KTH’s School of Electrical Engineering and Computer Science is hiring a doctoral student in information and coding theory for federated learning. The project develops information- and coding-theoretic methods to make federated machine learning more resilient and efficient when bandwidth is limited and nodes are unreliable. It is a joint project with the Technical University of Denmark (DTU): the student has two supervisors at each university and spends at least one year in total at DTU in Lyngby.

At a glance

  • Position: Doctoral student (1 post), up to four years full time
  • Subject: Electrical Engineering
  • Supervisors: Prof. Ragnar Thobaben and Prof. Mikael Skoglund (KTH); Prof. Søren Forchhammer and Asst. Prof. Stanislav Kruglik (DTU)
  • Mobility: At least one year at DTU, Lyngby, which need not be continuous
  • Reference: PA-2026-2874
  • Apply by: 24 September 2026
  • Apply: 24 September 2026

About the federated learning PhD

  • Develop information- and coding-theoretic methods for analysing federated learning
  • Improve resilience to unreliable nodes and efficiency under limited communication bandwidth
  • Plan and carry out research stays at DTU with the supervisors, adding up to at least a year
  • Take doctoral courses and publish in peer-reviewed venues

What to include in your application

KTH asks for certified copies of diplomas, grades and English language certificates (with translations if needed), a CV, a letter of at most two pages on why you want to do research and how it links to your studies and goals, and representative publications or technical reports. Applications must arrive by midnight CET/CEST on the closing date.

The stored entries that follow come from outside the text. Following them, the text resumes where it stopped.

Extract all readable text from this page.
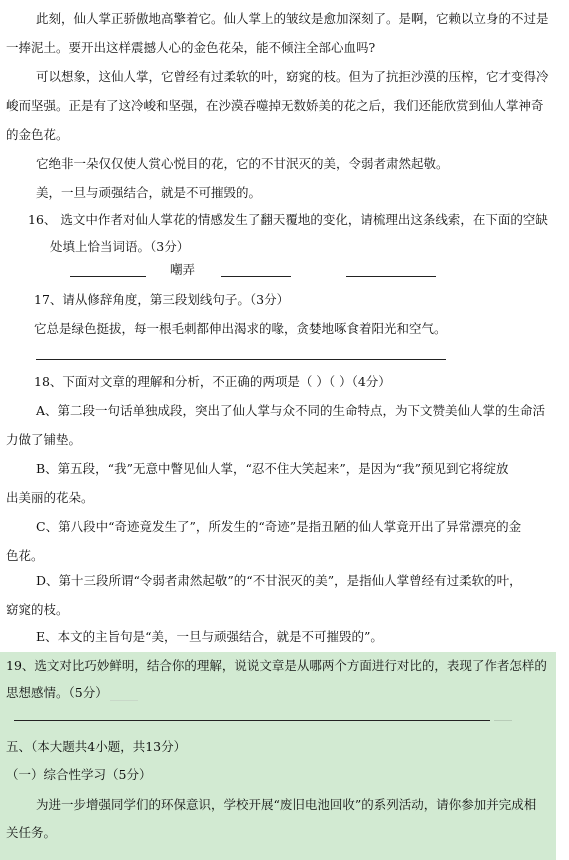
此刻，仙人掌正骄傲地高擎着它。仙人掌上的皱纹是愈加深刻了。是啊，它赖以立身的不过是
一捧泥土。要开出这样震撼人心的金色花朵，能不倾注全部心血吗?
可以想象，这仙人掌，它曾经有过柔软的叶，窈窕的枝。但为了抗拒沙漠的压榨，它才变得冷
峻而坚强。正是有了这冷峻和坚强，在沙漠吞噬掉无数娇美的花之后，我们还能欣赏到仙人掌神奇
的金色花。
它绝非一朵仅仅使人赏心悦目的花，它的不甘泯灭的美，令弱者肃然起敬。
美，一旦与顽强结合，就是不可摧毁的。
16、 选文中作者对仙人掌花的情感发生了翻天覆地的变化，请梳理出这条线索，在下面的空缺
处填上恰当词语。（3分）
嘲弄
17、请从修辞角度，第三段划线句子。（3分）
它总是绿色挺拔，每一根毛刺都伸出渴求的喙，贪婪地啄食着阳光和空气。
18、下面对文章的理解和分析，不正确的两项是（ ）（ ）（4分）
A、第二段一句话单独成段，突出了仙人掌与众不同的生命特点，为下文赞美仙人掌的生命活
力做了铺垫。
B、第五段，“我”无意中瞥见仙人掌，“忍不住大笑起来”，是因为“我”预见到它将绽放
出美丽的花朵。
C、第八段中“奇迹竟发生了”，所发生的“奇迹”是指丑陋的仙人掌竟开出了异常漂亮的金
色花。
D、第十三段所谓“令弱者肃然起敬”的“不甘泯灭的美”，是指仙人掌曾经有过柔软的叶，
窈窕的枝。
E、本文的主旨句是“美，一旦与顽强结合，就是不可摧毁的”。
19、选文对比巧妙鲜明，结合你的理解，说说文章是从哪两个方面进行对比的，表现了作者怎样的
思想感情。（5分）
五、（本大题共4小题，共13分）
（一）综合性学习（5分）
为进一步增强同学们的环保意识，学校开展“废旧电池回收”的系列活动，请你参加并完成相
关任务。
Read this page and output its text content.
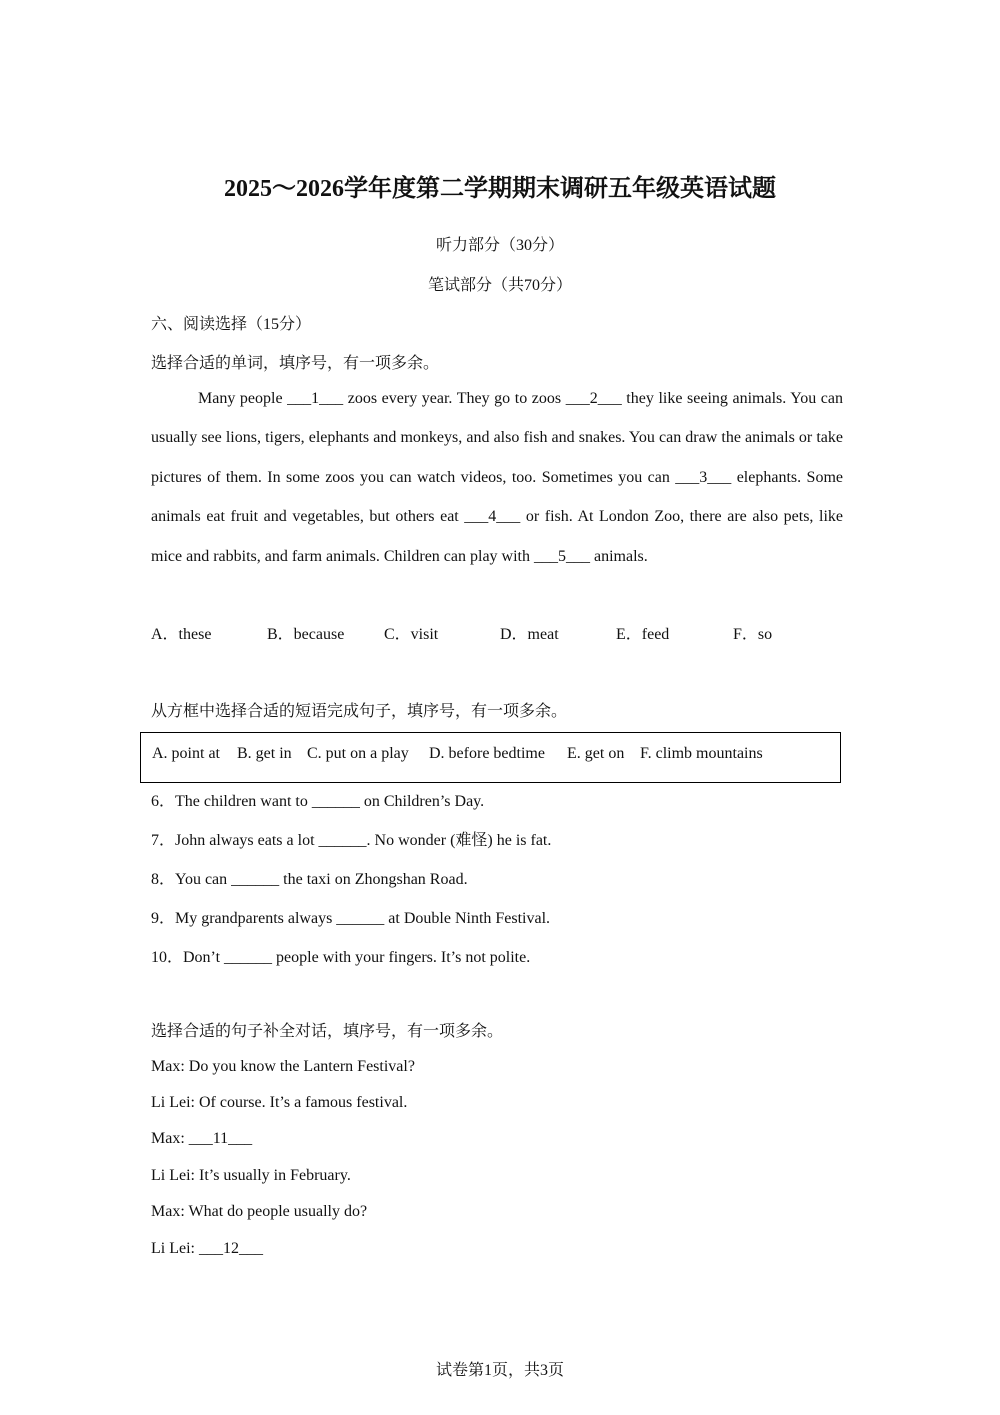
2025～2026学年度第二学期期末调研五年级英语试题
听力部分（30分）
笔试部分（共70分）
六、阅读选择（15分）
选择合适的单词，填序号，有一项多余。
Many people ___1___ zoos every year. They go to zoos ___2___ they like seeing animals. You can usually see lions, tigers, elephants and monkeys, and also fish and snakes. You can draw the animals or take pictures of them. In some zoos you can watch videos, too. Sometimes you can ___3___ elephants. Some animals eat fruit and vegetables, but others eat ___4___ or fish. At London Zoo, there are also pets, like mice and rabbits, and farm animals. Children can play with ___5___ animals.
A．these	B．because C．visit	D．meat	E．feed	F．so
从方框中选择合适的短语完成句子，填序号，有一项多余。
A. point at B. get in C. put on a play D. before bedtime E. get on F. climb mountains
6．The children want to ______ on Children’s Day.
7．John always eats a lot ______. No wonder (难怪) he is fat.
8．You can ______ the taxi on Zhongshan Road.
9．My grandparents always ______ at Double Ninth Festival.
10．Don’t ______ people with your fingers. It’s not polite.
选择合适的句子补全对话，填序号，有一项多余。
Max: Do you know the Lantern Festival?
Li Lei: Of course. It’s a famous festival.
Max: ___11___
Li Lei: It’s usually in February.
Max: What do people usually do?
Li Lei: ___12___
试卷第1页，共3页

How KTH doctoral employment works

Only applicants admitted to doctoral studies can be employed as doctoral students. The first contract is for up to one year and is then renewed for up to two years at a time, adding up to at most four years of full-time study. Up to 20% of working time may go to tasks such as teaching and administration. Applicants need English at the level of Swedish upper-secondary English B/6.

PhD applicants: browse our Find a supervisor directory to see who works in your area.

What KTH is looking for

  • A master’s degree, or at least 240 credits including 60 at second-cycle level, or equivalent knowledge
  • An excellent background in the theoretical analysis of stochastic phenomena, and general skills in mathematical analysis of engineered systems
  • English equivalent to English B/6
  • Ability to work independently and with others, and to analyse complex problems

Nice to have

  • Prior experience in information theory

Pay and location

Doctoral students at KTH are salaried employees, paid monthly under KTH’s doctoral student salary agreement; the advert gives no figure. The post is full time in Stockholm, starting by agreement. The project is funded by KTH under an initiative to strengthen ties with selected partner universities.

How to apply

Apply through the official KTH page. The closing date is 24 September 2026.

See all our PhD positions, or browse more research jobs on ResearchJobs.in.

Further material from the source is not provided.